1(a) to 1(e) are cross-sectional views showing the manufacturing process of a semiconductor device according to a first embodiment of the present invention, and FIG. 2(a)
＞, (b) is a cross-sectional view showing the manufacturing process of a semiconductor device according to an application example of the first embodiment, and FIGS. 3(a) to (e) are cross-sectional views showing the manufacturing process of a semiconductor device according to the second example. , Figure 4(a)

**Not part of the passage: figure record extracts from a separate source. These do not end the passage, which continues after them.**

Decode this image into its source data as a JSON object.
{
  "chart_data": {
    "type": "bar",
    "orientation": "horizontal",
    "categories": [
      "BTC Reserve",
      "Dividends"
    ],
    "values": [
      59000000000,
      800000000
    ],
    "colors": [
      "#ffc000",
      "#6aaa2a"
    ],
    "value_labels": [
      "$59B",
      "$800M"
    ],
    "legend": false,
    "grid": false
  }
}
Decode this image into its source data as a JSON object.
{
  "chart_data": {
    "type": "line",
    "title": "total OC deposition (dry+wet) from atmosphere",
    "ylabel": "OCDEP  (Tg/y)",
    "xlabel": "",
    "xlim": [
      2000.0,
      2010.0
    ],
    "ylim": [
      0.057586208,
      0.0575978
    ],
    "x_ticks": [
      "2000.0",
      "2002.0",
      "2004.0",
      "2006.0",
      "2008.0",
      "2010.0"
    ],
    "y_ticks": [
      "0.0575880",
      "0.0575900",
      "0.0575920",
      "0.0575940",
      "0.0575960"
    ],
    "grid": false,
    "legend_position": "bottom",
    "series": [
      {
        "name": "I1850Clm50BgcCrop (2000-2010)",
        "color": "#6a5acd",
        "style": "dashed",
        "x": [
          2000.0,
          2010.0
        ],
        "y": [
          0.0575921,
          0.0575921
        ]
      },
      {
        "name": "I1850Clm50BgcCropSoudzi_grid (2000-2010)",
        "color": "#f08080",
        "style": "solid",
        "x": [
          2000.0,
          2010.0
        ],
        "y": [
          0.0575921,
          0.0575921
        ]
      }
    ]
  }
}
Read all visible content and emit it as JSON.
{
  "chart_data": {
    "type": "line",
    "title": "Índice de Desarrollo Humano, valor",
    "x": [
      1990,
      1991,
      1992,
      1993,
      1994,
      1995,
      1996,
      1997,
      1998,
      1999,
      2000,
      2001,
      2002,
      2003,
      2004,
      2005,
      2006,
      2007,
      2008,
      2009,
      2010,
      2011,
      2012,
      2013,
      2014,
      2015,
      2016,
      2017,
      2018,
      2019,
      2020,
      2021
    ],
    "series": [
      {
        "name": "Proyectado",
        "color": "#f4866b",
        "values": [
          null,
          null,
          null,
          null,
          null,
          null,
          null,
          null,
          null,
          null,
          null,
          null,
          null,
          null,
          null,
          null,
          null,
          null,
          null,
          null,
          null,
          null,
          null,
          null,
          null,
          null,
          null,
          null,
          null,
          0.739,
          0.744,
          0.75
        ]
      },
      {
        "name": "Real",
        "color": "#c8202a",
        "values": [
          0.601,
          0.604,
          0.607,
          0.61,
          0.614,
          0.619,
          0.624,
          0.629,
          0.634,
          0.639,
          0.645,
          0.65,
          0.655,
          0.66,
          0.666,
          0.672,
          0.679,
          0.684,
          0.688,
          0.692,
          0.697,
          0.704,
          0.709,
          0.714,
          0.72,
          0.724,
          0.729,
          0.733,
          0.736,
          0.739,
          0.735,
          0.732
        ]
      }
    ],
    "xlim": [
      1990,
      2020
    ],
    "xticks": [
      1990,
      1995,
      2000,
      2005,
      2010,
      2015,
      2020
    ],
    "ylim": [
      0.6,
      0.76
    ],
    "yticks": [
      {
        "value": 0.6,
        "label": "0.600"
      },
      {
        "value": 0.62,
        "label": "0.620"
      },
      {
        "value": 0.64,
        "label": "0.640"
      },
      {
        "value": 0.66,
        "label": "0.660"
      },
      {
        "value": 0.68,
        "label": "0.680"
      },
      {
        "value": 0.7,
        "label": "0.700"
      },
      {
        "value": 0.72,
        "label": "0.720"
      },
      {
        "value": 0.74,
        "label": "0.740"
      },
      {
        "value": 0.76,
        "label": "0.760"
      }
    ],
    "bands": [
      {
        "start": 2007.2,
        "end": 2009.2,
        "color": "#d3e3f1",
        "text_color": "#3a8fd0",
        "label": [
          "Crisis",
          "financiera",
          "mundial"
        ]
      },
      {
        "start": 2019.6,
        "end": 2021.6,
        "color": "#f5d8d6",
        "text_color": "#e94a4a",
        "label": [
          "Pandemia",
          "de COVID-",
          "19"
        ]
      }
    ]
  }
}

-(Q) are cross-sectional views showing the manufacturing process of a conventional semiconductor device. 10 is a silicon substrate, 11 is a silicon oxide film as an insulating film, 12 is an opening, 13 is a doped polysilicon film as a first silicon film, 15 is a LOGO3 oxide film as a silicon oxide film, and 16 is a second silicon oxide film. 20 is a silicon substrate, 21 is a silicon oxide film as an insulating film, 22 is an opening, 23 is a doped polysilicon film as a first silicon film, 24 is a silicon oxide film , 25 is a polycrystalline silicon film as a second silicon film. Patent applicant Nippondenso Co., Ltd. Agent Patent attorney On 1) Hironobu (a)

Claims (1)

[Claims] 1. A step of forming an insulating film having an opening in a part on the surface of a silicon substrate, and forming a polycrystalline film to serve as a shield layer on the insulating film including the opening of the insulating film. Alternatively, a step of forming an amorphous first silicon film, a step of recrystallizing the first silicon film on the opening of the insulating film by irradiation with an energy beam, and a step of recrystallizing the first silicon film on the opening of the insulating film. a step of forming a silicon oxide film having an opening above the opening of the insulating film and having a smooth end surface of the opening; and forming a polycrystalline or amorphous silicon oxide film on the silicon oxide film including the opening of the silicon oxide film. A method for manufacturing a semiconductor device, comprising: forming a second silicon film; and recrystallizing the second silicon film on the opening of the insulating film by irradiating an energy beam. . 2. Forming an insulating film having an opening in a part of the surface of the silicon substrate, and forming a polycrystalline or amorphous film to serve as a shield layer on the insulating film including the opening of the insulating film. forming a silicon oxide film having an opening above the opening of the insulating film and having a smooth end surface of the opening on the first silicon film; forming a polycrystalline or amorphous second silicon film on the silicon oxide film including the opening; and irradiating the first silicon film on the opening of the insulating film with the insulating film by irradiating an energy beam. A method of manufacturing a semiconductor device, comprising the step of recrystallizing the second silicon film on the opening of the film.